Of course, Cockburn doesn’t pretend to be a Catholic, let alone a good one, but having borrowed a friend’s Bible, he suspects that the hymn in question — a bastardization of Psalm 91 — rather misses the point. In his speech, Biden quoted the hymn’s chorus:
‘And he will raise you up on eagle’s wings, bear you on the breath of dawn. Make you to shine like the sun and hold you in the palm of his hand.’
Compare this with the Psalmist’s original:
‘He will cover you with his feathers,
and under his wings you will find refuge;
his faithfulness will be your shield and rampart.’
Not only does the Psalmist not mention Dawn’s breath, he also makes sure to emphasize that the grand bird in question is none other than the Almighty himself and not, as the ‘On Eagle’s Wings’ priest would have it, a vague vehicle of vainglory. The lowly human is placed ‘under’ the wings, not ‘on’ them. There is also no promise, in the original, that faithfulness will result in being made to ‘shine like the sun’. In fact, this line reminded Cockburn of the terrible fate of Icarus who, in Greek mythology, tries to fly out of Crete using some homemade wings his dad gave him, only to fly too close to the sun, have the wax part melt, then fall to his unfortunate death.
Furthermore, Cockburn prides himself on his musical ear and has, in that respect, spotted yet another problem. From the first verse:
‘You who dwell in the shelter of the Lord, who abide in His shadow for life,
Say to the Lord: “My refuge, my Rock in whom I trust!”’

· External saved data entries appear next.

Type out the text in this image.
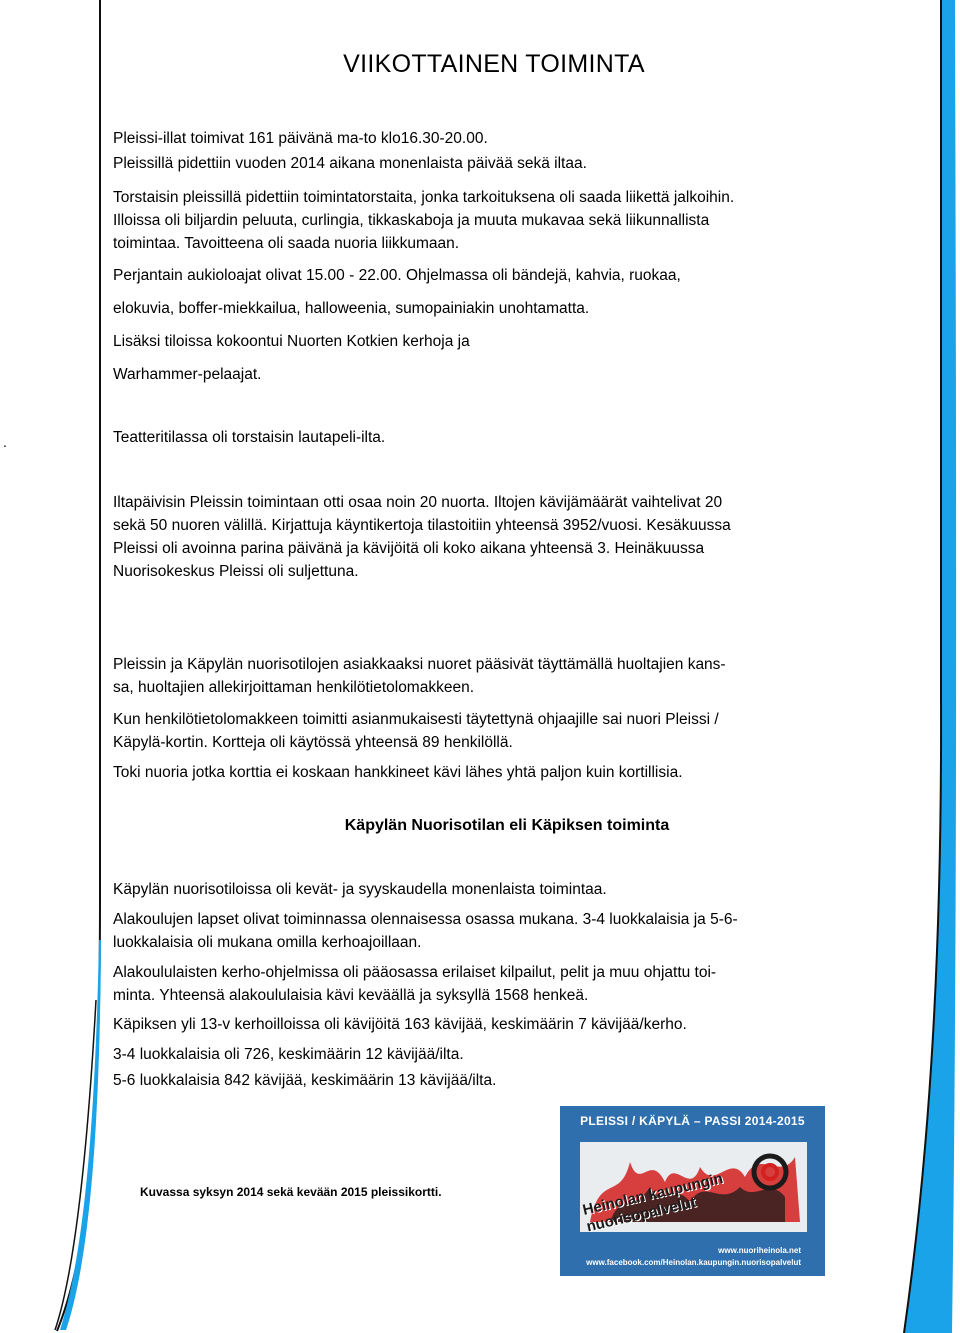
VIIKOTTAINEN TOIMINTA

Pleissi-illat toimivat 161 päivänä ma-to klo16.30-20.00.

Pleissillä pidettiin vuoden 2014 aikana monenlaista päivää sekä iltaa.

Torstaisin pleissillä pidettiin toimintatorstaita, jonka tarkoituksena oli saada liikettä jalkoihin.

Illoissa oli biljardin peluuta, curlingia, tikkaskaboja ja muuta mukavaa sekä liikunnallista

toimintaa. Tavoitteena oli saada nuoria liikkumaan.

Perjantain aukioloajat olivat 15.00 - 22.00. Ohjelmassa oli bändejä, kahvia, ruokaa,

elokuvia, boffer-miekkailua, halloweenia, sumopainiakin unohtamatta.

Lisäksi tiloissa kokoontui Nuorten Kotkien kerhoja ja

Warhammer-pelaajat.

Teatteritilassa oli torstaisin lautapeli-ilta.

.

Iltapäivisin Pleissin toimintaan otti osaa noin 20 nuorta. Iltojen kävijämäärät vaihtelivat 20

sekä 50 nuoren välillä. Kirjattuja käyntikertoja tilastoitiin yhteensä 3952/vuosi. Kesäkuussa

Pleissi oli avoinna parina päivänä ja kävijöitä oli koko aikana yhteensä 3. Heinäkuussa

Nuorisokeskus Pleissi oli suljettuna.

Pleissin ja Käpylän nuorisotilojen asiakkaaksi nuoret pääsivät täyttämällä huoltajien kans-

sa, huoltajien allekirjoittaman henkilötietolomakkeen.

Kun henkilötietolomakkeen toimitti asianmukaisesti täytettynä ohjaajille sai nuori Pleissi /

Käpylä-kortin. Kortteja oli käytössä yhteensä 89 henkilöllä.

Toki nuoria jotka korttia ei koskaan hankkineet kävi lähes yhtä paljon kuin kortillisia.

Käpylän Nuorisotilan eli Käpiksen toiminta

Käpylän nuorisotiloissa oli kevät- ja syyskaudella monenlaista toimintaa.

Alakoulujen lapset olivat toiminnassa olennaisessa osassa mukana. 3-4 luokkalaisia ja 5-6-

luokkalaisia oli mukana omilla kerhoajoillaan.

Alakoululaisten kerho-ohjelmissa oli pääosassa erilaiset kilpailut, pelit ja muu ohjattu toi-

minta. Yhteensä alakoululaisia kävi keväällä ja syksyllä 1568 henkeä.

Käpiksen yli 13-v kerhoilloissa oli kävijöitä 163 kävijää, keskimäärin 7 kävijää/kerho.

3-4 luokkalaisia oli 726, keskimäärin 12 kävijää/ilta.

5-6 luokkalaisia 842 kävijää, keskimäärin 13 kävijää/ilta.

Kuvassa syksyn 2014 sekä kevään 2015 pleissikortti.

PLEISSI / KÄPYLÄ – PASSI 2014-2015
Heinolan kaupungin nuorisopalvelut
www.nuoriheinola.net
www.facebook.com/Heinolan.kaupungin.nuorisopalvelut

Cockburn remembers once hearing this sung at the funeral of a Catholic friend, which is when he first noticed that, musically, the phrase ‘you who’ is more than an octave (i.e. eight notes) higher than the chorus’s starting note. The effect of this is that when the church singer (typically a woman) sings ‘you who’, it sounds awfully like the British version of cooee (i.e. yoo-hoo), defined in Wikipedia as ‘a shout originated in Australia to attract attention, find missing people, or indicate one’s own location. When done correctly — loudly and shrilly — a call of “cooee” can carry over a considerable distance.’ How so! Mortifyingly, this realization made Cockburn chuckle out loud, which was naturally upsetting to his fellow mourners.
None of the above seems to have occurred to Lana Del Rey, who, in response to the President-elect’s speech, did a spontaneous cover of ‘On Eagle’s Wings’ for her Instagram followers.
Cockburn finds the contrived vocal bend on the word ‘hand’ particularly distasteful.